The project began in 2015 with a conversation spurred by reporting on abuse, poor conditions, and a rash of tragedies at Rikers Island; how best, Mooney and colleagues wondered, to preserve the memories of those who had been affected by the infamous jail, including not only the incarcerated but also their friends and families, guards and educators? And so they began the “Other City” project, which forms the largest component of the CSHP. Informed by their research into the history of New York’s penitentiary system, Mooney’s working group is pointing out the problems inherent in Mayor Bill de Blasio’s administration’s proposal to close Rikers and open four new city jails.
“On the most basic level, what we’re showing is that the current proposals are reinventing the wheel. It’s the same thing that’s always happened. Closing an institution and setting it up again, you’re going to have the same problems, because you’re not getting to those deep-rooted, structural issues,” says Mooney.
Reinventing the Wheel
In a forthcoming article, “Rikers Island: The Failure of a ‘Model’ Penitentiary” due to be published in The Prison Journal in 2020, Mooney and her co-author, CUNY graduate student Jarrod Shanahan, go through the instructive failures of incarceration reform in New York City back to the 1735 construction of the Publick Workhouse and House of Correction. They argue that a lack of historical documentation has allowed policymakers to strategically “forget” the failures of past “model” or “state of the art” institutions, continually replacing old jails with new without a look at the larger issues that have led to waves of highly praised but ultimately unsuccessful penal reform.
Set against the backdrop of historical, social and political context, Rikers’ closure and the proposals to replace it look familiar. “All of these places opened in the spirit of optimism—everything was going to change. And then everything goes wrong, these institutions are denounced as embarrassments, and the decision is made to close them down and rebuild. Of course, that’s what’s been happening in the present moment,” Mooney says. She and her colleagues encourage the Mayor’s Office to look beyond the walls of the prison for new solutions to social problems faced by New York and, indeed, the United States.
(Read her December 2019 letter to The Guardian on the subject, “Rikers has failed like others before it, but the solution is not new jails.”)

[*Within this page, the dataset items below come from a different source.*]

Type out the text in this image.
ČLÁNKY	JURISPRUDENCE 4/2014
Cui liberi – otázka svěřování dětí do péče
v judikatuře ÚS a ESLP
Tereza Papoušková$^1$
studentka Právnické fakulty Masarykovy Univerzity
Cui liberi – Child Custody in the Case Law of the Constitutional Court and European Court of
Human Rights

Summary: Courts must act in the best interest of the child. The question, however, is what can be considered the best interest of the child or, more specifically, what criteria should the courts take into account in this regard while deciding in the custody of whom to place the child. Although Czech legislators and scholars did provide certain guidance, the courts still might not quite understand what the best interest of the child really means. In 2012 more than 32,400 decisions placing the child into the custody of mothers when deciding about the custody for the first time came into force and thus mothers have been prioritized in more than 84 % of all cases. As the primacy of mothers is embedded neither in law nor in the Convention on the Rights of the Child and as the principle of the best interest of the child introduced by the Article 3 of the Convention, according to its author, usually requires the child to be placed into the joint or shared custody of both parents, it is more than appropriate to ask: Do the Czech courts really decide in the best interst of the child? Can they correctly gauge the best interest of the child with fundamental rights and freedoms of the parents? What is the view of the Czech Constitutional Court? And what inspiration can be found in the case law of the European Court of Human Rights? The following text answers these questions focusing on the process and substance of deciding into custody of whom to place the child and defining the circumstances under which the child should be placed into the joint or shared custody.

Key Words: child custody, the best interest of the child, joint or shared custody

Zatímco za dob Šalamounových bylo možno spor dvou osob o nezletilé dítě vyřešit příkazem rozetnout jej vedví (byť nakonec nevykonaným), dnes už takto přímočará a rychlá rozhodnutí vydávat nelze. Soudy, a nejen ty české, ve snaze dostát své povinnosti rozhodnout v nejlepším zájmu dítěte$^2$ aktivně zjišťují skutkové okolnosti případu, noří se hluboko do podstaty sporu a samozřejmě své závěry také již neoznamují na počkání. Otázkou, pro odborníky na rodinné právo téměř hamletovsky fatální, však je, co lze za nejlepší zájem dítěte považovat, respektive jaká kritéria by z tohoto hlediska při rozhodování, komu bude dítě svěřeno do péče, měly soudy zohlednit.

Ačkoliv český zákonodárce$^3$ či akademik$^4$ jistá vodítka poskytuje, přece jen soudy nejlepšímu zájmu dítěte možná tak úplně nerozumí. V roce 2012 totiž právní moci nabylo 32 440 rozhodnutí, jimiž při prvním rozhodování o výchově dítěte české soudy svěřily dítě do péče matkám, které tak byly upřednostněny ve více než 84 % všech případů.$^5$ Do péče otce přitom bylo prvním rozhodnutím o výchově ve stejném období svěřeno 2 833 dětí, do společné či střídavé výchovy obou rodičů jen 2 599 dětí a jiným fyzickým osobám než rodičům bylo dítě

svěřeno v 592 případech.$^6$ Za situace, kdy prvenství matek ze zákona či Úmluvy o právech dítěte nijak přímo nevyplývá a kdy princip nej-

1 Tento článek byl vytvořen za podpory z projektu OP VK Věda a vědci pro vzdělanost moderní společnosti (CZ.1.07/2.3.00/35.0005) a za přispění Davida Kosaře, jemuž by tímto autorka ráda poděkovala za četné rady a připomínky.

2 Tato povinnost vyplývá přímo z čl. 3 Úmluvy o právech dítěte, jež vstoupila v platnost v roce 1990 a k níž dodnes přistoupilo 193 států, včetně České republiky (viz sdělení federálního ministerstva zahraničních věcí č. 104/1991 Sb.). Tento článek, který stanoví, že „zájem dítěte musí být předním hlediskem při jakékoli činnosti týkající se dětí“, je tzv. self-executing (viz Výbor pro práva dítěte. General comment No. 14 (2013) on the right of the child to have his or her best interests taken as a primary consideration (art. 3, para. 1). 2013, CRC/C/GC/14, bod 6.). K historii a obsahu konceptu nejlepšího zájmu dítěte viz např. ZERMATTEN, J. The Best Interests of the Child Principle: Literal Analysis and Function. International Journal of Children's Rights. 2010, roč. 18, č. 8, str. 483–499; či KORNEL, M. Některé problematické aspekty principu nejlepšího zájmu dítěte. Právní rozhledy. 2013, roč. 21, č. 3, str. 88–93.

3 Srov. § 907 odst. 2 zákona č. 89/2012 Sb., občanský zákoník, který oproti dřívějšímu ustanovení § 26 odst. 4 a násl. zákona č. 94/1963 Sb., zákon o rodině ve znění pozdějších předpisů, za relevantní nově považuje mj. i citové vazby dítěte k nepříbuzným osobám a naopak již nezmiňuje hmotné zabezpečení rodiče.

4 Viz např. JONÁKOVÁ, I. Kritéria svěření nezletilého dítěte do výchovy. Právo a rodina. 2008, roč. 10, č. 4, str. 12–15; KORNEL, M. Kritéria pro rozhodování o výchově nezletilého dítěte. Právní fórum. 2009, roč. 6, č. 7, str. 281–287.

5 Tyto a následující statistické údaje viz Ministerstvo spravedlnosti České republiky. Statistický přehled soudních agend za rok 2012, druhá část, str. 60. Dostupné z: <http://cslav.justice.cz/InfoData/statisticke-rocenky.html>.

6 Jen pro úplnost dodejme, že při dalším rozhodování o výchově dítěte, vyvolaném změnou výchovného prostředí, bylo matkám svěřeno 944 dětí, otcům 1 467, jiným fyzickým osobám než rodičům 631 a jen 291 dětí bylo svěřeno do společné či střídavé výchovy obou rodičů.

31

Preserving Voices, Preserving Justice
Mooney’s challenge to the new proposals is grounded not only in her work in political social history, but also in her background as a critical criminologist. “There’s a very strong abolitionist line all the way through critical criminology,” she notes, which informs the way the Critical Social History Project has approached critiques of the plan to build new jails.
The CSHP isn’t only focused on documenting mass incarceration in NYC. As the Vice Chair of the American Society of Criminology’s Critical Criminology and Social Justice Division, as well as the archivist, Mooney has been accumulating archival information related to the division and the field’s history of activism. The CSHP’s Preserving Justice component, jointly directed by Mooney and Visiting Scholar Albert de la Tierra, has created an exhibition in the Sociology Department displaying some of the core critical criminology texts. It’s open to any students, faculty or staff who are interested in the history of the field and the work of its important thinkers.
Expanding Research Horizons
Mooney is proud to talk about her team of dedicated researchers, which includes both undergraduate and graduate students. With the help of their diverse experiences and interests, the Critical Social History Project is expanding its remit, from the history of Rikers Island to topics including the history of women’s incarceration, other New York carceral institutions including the Tombs and Sing-Sing, mental illness and incarceration, and more. Together, they are showing the persistence of the problems related to the history of mass incarceration, no matter where in history you begin your research—up to and including the present day.
The Critical Social History Project is directed by Jayne Mooney and Albert de la Tierra. Other members are Sara Salman (Victoria University of Wellington), Nick Rodrigo, Jacqui Young, Susan Opotow and Louis Kontos, as well as John Jay students Camilla Broderick, Anna Giannicchi, Tayabi Bibi, Andressa Almeida, Marcela Jorge-Ventura, and Audrey Victor.